Lecture Notes in Computer Science | 1999
Sang Kyun Cha; Ki Hong Kim; Juchang Lee
Modern in-memory database systems are facing the need of efficiently supporting mixed workloads of OLTP and OLAP. A conventional approach to this requirement is to rely on ETL-style, application-driven data replication between two very different OLTP and OLAP systems, sacrificing real-time reporting on operational data. An alternative approach is to run OLTP and OLAP workloads in a single machine, which eventually limits the maximum scalability. In order to tackle this challenging problem, we propose a novel database replication architecture called HANA Asynchronous Parallel Table Replication (ATR). ATR supports OLTP workloads in one primary machine, while it supports heavy OLAP workloads in replicas. Here, row store formats can be used for OLTP transactions at the primary, while column store formats are used for OLAP analytical queries at the replicas. ATR is designed to support elastic scalability of OLAP query performance, while it minimizes the overhead for transaction processing at the primary and minimizes CPU consumption for replayed transactions at the replicas. ATR employs a novel optimistic lock-free parallel log replay scheme which exploits characteristics of multi-version concurrency control (MVCC) to enable real-time reporting by minimizing the propagation delay between the primary and replicas.
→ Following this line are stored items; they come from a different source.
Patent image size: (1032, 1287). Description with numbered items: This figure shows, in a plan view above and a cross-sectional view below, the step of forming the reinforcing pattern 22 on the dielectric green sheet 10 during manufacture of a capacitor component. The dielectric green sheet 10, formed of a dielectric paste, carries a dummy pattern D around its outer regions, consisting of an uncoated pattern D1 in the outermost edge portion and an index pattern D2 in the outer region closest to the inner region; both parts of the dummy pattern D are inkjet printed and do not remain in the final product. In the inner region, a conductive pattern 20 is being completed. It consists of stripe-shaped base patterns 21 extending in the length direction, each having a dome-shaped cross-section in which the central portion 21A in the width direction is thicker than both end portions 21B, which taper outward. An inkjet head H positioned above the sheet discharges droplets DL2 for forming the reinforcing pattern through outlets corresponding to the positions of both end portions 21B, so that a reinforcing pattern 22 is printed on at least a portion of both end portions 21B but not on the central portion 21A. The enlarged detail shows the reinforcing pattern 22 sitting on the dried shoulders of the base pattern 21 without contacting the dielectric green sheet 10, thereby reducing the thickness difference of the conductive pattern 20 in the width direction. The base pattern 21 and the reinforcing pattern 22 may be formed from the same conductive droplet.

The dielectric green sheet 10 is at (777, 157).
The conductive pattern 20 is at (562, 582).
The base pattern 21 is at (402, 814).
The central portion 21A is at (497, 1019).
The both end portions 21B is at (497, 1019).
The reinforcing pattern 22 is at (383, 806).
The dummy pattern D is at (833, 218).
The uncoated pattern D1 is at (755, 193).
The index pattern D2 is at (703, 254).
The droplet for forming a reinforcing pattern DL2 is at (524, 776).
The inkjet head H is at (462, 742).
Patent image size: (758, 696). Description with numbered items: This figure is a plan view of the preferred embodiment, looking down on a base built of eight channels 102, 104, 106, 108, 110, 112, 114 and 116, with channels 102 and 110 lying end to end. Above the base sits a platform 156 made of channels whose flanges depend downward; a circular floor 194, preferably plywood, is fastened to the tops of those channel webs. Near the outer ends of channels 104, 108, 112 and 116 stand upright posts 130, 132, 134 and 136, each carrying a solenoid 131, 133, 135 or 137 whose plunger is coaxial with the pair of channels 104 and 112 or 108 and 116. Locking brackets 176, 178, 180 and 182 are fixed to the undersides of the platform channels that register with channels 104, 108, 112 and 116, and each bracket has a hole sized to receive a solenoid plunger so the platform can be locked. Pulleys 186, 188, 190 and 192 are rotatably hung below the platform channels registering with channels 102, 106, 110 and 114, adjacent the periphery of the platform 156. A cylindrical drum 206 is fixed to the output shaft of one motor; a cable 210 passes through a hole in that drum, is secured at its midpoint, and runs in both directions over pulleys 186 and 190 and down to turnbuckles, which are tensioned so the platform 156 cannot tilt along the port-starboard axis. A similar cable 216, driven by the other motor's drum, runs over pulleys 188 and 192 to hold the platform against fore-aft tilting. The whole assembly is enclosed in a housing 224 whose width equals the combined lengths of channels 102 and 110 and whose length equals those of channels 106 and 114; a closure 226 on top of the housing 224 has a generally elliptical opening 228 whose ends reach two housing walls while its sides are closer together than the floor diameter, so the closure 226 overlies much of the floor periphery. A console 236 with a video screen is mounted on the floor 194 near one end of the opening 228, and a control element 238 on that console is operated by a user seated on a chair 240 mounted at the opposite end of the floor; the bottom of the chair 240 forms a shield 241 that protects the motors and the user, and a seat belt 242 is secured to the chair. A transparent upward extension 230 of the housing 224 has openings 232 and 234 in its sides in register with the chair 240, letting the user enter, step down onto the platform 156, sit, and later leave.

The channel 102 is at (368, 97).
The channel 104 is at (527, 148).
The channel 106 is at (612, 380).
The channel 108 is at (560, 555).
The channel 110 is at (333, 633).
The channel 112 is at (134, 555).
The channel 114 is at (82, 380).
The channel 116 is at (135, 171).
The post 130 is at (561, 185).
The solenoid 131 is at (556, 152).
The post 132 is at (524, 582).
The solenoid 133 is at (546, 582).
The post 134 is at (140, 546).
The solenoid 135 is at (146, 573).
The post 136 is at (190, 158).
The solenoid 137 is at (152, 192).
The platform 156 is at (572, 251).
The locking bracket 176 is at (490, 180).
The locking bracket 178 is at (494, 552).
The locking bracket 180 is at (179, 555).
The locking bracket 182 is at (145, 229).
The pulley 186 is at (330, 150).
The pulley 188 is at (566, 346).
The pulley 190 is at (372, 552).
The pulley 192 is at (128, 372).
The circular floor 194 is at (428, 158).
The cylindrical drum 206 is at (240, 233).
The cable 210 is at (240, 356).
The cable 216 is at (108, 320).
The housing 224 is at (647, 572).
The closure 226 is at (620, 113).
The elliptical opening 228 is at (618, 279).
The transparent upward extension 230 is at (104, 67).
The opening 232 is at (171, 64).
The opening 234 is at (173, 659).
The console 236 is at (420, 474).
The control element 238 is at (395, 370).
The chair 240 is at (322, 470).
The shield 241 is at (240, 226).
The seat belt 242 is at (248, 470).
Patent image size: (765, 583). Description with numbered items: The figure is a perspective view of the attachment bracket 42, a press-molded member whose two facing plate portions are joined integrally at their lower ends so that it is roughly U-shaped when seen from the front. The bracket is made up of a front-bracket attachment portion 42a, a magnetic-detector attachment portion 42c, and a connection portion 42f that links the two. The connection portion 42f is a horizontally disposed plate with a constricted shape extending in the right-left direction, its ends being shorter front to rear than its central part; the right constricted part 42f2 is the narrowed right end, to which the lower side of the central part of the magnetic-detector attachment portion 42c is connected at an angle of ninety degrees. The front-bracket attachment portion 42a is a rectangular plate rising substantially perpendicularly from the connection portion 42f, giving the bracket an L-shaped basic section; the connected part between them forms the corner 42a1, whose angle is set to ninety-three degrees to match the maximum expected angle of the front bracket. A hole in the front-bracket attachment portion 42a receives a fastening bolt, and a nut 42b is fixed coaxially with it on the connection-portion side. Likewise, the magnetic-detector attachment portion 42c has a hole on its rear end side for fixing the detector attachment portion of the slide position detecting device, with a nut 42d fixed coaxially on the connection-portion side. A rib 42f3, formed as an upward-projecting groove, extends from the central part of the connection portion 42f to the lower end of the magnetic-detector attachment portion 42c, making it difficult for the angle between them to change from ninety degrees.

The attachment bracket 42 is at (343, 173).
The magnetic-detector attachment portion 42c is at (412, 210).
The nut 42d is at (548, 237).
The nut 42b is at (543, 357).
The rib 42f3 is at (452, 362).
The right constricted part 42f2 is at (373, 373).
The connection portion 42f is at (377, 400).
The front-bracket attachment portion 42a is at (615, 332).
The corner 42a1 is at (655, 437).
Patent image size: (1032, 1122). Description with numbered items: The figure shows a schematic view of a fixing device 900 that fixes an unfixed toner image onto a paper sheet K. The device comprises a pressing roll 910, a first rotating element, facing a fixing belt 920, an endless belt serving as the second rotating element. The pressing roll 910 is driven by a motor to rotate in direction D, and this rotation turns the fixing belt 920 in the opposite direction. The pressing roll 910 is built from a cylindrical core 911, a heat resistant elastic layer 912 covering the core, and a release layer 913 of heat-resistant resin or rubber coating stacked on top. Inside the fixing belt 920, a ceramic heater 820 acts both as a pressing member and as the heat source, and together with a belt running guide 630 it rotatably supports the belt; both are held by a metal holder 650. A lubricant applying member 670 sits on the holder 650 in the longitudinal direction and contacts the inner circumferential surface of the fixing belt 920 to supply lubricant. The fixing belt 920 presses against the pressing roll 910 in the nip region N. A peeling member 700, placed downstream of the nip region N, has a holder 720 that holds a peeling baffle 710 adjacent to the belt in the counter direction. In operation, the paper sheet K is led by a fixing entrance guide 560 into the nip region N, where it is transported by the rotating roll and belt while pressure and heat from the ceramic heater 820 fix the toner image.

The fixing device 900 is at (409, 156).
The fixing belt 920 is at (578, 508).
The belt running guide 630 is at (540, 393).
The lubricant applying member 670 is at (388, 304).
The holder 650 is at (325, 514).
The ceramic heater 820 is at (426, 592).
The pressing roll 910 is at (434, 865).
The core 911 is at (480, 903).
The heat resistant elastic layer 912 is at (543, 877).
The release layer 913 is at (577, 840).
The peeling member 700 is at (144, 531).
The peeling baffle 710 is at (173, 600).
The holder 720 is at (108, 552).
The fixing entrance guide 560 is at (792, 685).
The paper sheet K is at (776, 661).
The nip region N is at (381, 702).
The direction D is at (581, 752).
It supports adaptive query routing depending on its predefined acceptable staleness range. Through extensive experiments with a concrete implementation available in a commercial product, we demonstrate that ATR achieves sub-second visibility delay even for update-intensive workloads, providing scalable OLAP performance without notable overhead to the primary. In addition, with extension of ATR to eager parallel replication, we demonstrate how the parallel log replay and its log-less replica recovery mechanisms improve run-time transaction performance under eager replication.